The Preventing and Managing Diabetes, Heart Disease and Stroke in Colorado Program combines strategic community-based and health system interventions to ensure a broadly reaching, sustained impact on diabetes and key modifiable risk factors for heart disease and stroke. To accomplish this, the Colorado Department of Public Health and Environment (Colorado) will work with health systems and community-based organizations to start prevention and disease self-management programs where access is low and burden is high. In areas where programs already exist, Colorado will support health systems to improve their identification of individuals with prediabetes, diabetes, high blood pressure and high blood cholesterol and connect them to care. Additionally, Colorado will assure the sustainability of these programs by working with health payers to secure coverage for these services.

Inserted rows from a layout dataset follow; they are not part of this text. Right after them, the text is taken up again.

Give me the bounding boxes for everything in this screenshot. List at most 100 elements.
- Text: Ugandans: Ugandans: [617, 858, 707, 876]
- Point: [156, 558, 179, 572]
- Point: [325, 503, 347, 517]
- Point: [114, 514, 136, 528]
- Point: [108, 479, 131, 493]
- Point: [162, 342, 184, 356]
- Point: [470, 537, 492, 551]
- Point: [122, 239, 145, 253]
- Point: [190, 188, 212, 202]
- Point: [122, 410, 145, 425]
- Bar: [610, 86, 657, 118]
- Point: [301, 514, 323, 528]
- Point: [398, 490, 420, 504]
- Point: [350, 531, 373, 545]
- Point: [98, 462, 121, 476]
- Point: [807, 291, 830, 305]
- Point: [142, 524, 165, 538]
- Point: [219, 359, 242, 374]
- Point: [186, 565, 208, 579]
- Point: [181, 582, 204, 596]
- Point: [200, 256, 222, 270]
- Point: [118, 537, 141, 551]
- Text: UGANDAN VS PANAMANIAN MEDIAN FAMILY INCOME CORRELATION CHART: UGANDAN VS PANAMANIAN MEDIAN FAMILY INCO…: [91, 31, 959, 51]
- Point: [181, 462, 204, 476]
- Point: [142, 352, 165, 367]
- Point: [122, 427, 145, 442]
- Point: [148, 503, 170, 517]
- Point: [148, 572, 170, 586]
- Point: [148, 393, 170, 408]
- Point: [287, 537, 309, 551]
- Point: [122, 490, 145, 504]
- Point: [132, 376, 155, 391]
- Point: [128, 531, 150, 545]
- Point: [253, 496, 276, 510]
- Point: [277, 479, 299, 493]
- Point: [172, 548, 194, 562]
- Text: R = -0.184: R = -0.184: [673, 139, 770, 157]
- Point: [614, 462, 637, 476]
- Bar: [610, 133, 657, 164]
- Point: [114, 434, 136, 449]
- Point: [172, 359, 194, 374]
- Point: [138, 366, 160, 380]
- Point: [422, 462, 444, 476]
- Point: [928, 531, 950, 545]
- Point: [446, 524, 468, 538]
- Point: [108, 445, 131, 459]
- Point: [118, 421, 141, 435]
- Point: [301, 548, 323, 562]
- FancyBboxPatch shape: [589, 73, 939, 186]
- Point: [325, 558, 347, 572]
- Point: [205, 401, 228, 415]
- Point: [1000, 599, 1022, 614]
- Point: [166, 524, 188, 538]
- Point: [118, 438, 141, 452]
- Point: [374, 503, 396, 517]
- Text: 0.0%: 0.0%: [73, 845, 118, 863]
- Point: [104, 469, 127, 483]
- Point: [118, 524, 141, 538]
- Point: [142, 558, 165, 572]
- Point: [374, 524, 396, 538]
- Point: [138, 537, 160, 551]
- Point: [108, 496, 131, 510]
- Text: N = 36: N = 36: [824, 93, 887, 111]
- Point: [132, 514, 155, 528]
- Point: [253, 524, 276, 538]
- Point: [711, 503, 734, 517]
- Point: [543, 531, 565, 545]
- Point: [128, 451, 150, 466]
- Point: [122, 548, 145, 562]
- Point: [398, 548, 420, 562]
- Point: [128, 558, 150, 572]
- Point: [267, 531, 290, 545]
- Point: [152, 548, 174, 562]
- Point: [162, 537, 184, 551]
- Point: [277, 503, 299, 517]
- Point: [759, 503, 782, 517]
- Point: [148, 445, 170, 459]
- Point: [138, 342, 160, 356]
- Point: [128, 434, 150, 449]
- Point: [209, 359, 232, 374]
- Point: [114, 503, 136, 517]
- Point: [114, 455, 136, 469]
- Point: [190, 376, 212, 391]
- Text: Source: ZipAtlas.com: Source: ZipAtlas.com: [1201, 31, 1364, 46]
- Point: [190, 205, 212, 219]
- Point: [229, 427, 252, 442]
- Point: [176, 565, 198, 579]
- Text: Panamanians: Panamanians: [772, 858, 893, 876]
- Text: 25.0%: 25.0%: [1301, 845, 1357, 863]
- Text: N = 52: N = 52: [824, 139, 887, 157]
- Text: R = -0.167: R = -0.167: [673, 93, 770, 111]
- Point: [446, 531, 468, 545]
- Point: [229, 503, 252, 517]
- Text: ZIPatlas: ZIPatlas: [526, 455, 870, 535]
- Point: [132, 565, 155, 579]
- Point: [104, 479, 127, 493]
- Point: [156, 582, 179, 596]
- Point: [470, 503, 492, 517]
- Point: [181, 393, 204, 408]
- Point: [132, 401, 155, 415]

Colorado is well-positioned to advance this work over the next five years. Its cardiovascular and diabetes programs will build upon the strong statewide infrastructure developed through its work under CDC DP13-1305 funding over the last five years. This infrastructure includes a committed group of staff with expertise in program development and sustainability. It includes a dedicated clinic quality improvement staff who have forged strong relationships with health systems and developed the capacity to help clinics use their own data to improve their management of diabetes and hypertension. Colorado’s established infrastructure also includes partnerships with innovative programs that are training community pharmacists to deliver disease management services and an emerging statewide pipeline to train and place qualified health navigators in clinics to support clients with chronic disease.
Colorado’s efforts to increase access to and utilization of prevention and management programs in health systems and community-based organizations is aimed at addressing existing health inequities and achieving state-level impact for all the proposed strategies and activities. Over the next five years, Colorado will decrease the proportion of Coloradans with uncontrolled diabetes. It will increase the number of people with prediabetes who have met the goals of a diabetes prevention program. It will increase the proportion of adults with known high blood pressure who have achieved blood pressure control, and it will increase the proportion of patients who have brought their total cholesterol below their targeted goal.